Hailing from an orthodox family, being a self-made man rising from poverty, my father has always made sure that his family, as well as those who need help, never remain deprived. As a successful, hardworking and honest banker, he has always been a respectable person in his work field and his area, where people often come to him for writing applications, bank-related papers, and so on. Growing up without his shadow on my head seemed difficult during my school days because my classmates' fathers didn't have a transferable job and they could get all the pampering. I used to see him on weekends, accompany him to the Sunday market and my happiness knew no bound when he brought little things like postcard stamps, toys sold in trains, gift wraps, diaries and pens just like that or as a prize for me standing first in class.
Depression had been evident in my life since my high school years and I started missing him a lot during my final years as he was posted far away then. He could hardly come to meet us. My grades dropped, my rank went down from first to tenth and without actual friends, life became more and more difficult.
Often the depression got so heavy on me and I missed him so much that whenever he called, I would just hold the mobile and sob soundlessly. I couldn't tell him how dejected I felt. My 10th final result was not according to my satisfaction level but he came home that weekend with a 32GB pen drive and kept his hand on my head saying "you did what I couldn't do in my finals, don't be sad". I was a science student but when I told that I would take English Hons instead of Joint Entrance, both my parents were fully supportive.
I got a few traits from him on the way, for example, hiding my pains, being practical, and being kind towards animals. He had an avid interest in boxing, rock climbing and reading various storybooks. As I grew up, I became a voracious reader and he neither thought twice in providing me with the books I loved nor stopped me from buying books with my hard-earned money.
I started going out for treks in the first year of my college, something that the parents of other girls in my circle never considered. I was a full-time content writer while pursuing my M.A and although he is a workaholic who hardly takes his paid leaves, he always complained about why I worked day and night. But when I got my dream camera with one year's savings, he shared that story with others with a glint of pride in his eyes.
He never considered me any different according to my gender and with my mom, he made sure that I became self-sufficient and I am more like a boy in terms of travelling alone, having lots of accidents, speeding and so on - to which, he often says that I was made a girl by mistake!
When I fell in love, although my mom was sceptical, he sat back with me and asked "Have you thought it through? Will you be happy in future? If you are sure, then I am always with you." When I was ditched in the cruellest way possible, I kept that news away from him because I knew it would also upset him. I suppressed all the pain, kept a straight face and yet one evening, got so drunk in a bar that he had to call my uncle to pick me up and take me to their house instead. When I returned the next day, I had my head hung and was not being able to face him, thinking that I let him down.
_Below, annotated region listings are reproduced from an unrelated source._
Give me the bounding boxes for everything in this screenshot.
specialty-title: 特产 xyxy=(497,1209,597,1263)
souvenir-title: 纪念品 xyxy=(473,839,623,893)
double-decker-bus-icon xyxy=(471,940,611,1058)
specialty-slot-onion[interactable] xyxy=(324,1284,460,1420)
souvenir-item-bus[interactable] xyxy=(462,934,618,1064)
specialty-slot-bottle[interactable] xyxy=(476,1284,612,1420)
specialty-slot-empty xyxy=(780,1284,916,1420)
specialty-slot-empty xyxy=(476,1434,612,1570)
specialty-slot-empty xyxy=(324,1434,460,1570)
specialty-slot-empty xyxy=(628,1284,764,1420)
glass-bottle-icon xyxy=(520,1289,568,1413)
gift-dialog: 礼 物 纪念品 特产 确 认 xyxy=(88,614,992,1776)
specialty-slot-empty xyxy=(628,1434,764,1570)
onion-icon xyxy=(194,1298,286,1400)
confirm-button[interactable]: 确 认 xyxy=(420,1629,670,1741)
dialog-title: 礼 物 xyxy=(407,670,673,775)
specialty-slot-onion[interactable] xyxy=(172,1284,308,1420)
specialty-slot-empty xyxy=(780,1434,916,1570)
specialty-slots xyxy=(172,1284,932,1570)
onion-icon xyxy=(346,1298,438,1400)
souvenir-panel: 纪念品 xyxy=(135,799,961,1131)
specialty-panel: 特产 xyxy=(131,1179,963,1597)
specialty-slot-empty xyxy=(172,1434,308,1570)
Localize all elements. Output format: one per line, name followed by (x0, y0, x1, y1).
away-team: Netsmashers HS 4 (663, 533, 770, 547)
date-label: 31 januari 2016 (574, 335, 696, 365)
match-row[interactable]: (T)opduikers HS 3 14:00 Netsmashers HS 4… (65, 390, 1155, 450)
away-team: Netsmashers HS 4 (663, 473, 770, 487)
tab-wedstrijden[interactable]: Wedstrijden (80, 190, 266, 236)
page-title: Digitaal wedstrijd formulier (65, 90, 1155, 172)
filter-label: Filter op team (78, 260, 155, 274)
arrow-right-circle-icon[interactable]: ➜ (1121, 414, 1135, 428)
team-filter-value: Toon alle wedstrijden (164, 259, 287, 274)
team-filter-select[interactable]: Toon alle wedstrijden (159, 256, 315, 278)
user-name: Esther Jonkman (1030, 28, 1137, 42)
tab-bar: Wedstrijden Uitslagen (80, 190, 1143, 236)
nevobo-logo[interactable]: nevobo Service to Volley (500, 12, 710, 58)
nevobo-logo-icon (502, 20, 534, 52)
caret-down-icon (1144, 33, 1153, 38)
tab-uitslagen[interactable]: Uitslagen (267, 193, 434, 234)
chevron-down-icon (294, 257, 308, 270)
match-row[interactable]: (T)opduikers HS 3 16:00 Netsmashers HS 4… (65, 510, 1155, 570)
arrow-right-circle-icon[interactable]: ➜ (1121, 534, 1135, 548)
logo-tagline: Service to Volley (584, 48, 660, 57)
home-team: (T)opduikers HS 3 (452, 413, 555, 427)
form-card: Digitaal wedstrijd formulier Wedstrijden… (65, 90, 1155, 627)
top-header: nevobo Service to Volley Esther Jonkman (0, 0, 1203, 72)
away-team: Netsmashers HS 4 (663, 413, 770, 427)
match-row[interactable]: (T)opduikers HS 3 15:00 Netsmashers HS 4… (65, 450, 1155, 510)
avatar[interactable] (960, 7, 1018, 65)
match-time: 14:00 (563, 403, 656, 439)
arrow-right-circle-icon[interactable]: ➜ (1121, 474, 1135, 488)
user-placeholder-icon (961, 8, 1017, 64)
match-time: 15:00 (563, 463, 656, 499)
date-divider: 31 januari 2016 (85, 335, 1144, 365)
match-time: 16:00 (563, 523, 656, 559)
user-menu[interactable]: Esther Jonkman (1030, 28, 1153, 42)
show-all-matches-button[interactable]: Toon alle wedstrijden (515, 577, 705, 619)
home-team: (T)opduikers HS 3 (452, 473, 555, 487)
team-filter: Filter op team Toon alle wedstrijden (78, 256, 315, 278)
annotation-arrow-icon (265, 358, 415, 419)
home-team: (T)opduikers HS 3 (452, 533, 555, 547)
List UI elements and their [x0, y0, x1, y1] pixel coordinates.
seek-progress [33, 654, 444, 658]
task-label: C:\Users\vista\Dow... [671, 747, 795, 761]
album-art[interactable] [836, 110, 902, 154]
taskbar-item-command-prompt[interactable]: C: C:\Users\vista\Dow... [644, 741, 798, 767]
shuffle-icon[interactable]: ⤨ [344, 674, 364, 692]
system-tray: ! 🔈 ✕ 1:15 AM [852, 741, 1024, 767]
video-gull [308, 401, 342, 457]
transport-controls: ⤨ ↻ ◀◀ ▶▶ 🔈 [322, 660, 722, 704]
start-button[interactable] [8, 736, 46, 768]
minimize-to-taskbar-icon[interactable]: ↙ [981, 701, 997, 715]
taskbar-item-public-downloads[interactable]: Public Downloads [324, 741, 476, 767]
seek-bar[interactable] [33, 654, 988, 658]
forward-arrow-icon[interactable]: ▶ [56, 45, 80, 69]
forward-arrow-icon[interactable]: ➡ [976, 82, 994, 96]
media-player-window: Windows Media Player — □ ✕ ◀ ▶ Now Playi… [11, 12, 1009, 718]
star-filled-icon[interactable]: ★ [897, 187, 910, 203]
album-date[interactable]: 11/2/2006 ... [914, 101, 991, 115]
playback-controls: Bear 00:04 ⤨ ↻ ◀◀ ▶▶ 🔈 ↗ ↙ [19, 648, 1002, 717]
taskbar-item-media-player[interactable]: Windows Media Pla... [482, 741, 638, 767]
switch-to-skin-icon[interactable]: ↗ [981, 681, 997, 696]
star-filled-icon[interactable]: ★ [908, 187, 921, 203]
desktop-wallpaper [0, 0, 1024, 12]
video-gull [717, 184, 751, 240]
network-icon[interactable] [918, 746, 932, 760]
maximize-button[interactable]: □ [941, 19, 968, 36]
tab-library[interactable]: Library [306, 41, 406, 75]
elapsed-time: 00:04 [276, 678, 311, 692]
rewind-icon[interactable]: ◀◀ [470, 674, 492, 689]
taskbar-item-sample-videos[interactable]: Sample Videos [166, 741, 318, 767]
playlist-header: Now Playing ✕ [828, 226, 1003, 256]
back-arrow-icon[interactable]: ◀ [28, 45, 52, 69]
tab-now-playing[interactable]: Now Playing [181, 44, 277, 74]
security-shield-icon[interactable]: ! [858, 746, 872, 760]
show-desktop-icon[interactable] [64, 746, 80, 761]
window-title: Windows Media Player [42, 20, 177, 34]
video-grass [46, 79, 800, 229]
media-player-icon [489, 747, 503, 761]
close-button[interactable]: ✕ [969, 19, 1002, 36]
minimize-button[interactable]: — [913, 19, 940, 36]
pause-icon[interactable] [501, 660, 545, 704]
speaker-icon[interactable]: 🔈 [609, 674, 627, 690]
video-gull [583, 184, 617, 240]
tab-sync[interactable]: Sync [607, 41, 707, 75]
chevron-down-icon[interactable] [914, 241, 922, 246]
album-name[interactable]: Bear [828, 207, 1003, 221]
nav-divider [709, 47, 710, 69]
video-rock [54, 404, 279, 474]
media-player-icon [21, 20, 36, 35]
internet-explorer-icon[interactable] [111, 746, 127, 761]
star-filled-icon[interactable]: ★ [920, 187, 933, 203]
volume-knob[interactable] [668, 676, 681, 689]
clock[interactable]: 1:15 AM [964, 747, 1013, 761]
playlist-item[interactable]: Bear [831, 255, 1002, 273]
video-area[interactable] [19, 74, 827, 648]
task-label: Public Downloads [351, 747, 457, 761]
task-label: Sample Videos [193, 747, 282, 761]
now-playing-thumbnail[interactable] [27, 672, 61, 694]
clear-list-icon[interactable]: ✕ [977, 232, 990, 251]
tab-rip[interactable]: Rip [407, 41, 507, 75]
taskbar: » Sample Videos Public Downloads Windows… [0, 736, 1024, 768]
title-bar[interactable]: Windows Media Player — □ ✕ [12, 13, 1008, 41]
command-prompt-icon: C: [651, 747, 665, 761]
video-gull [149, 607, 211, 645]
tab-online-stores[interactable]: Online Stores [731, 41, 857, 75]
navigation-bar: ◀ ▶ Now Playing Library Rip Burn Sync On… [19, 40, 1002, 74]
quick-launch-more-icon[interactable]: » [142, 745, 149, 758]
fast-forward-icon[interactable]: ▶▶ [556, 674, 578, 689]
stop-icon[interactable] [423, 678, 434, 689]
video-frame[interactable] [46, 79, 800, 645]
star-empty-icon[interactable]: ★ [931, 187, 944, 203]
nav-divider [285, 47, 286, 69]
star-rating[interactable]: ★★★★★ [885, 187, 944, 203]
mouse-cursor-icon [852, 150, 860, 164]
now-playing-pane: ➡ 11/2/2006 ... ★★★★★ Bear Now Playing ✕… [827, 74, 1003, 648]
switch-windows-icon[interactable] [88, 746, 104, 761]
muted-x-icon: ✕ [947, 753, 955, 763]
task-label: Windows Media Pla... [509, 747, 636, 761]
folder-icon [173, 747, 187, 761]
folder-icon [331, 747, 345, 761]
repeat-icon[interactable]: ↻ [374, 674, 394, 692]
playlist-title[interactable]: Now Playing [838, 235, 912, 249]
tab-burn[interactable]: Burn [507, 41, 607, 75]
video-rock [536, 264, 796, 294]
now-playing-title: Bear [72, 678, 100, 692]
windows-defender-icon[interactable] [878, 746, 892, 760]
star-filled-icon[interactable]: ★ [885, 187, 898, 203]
My mom told me to talk to him and apologise as he had spent the night sobbing and watching the road even though I was at my uncle's. I faced him the next morning as he was tending the rooftop garden and I said sorry while wiping the tears. He just said "Why are you saying sorry to me? Why would you drink to down your sorrow, but not as a celebration in happiness? Why are you still crying over a person who inflicted so much pain? Just forgive him, pity him and make sure to call us next time you go out to let us know when you will return."
Well, my words don't seem to end. That's the thing with my father. So much to say for the person who made me a strong person believing in equality, compassion, honesty and strength. He is working on the frontline as a senior manager in a red zone in this pandemic and I cannot be more proud although worrying about the risk of contamination. There are less than two years from his retirement and I can only imagine how restless he would be while leading a laid-back life!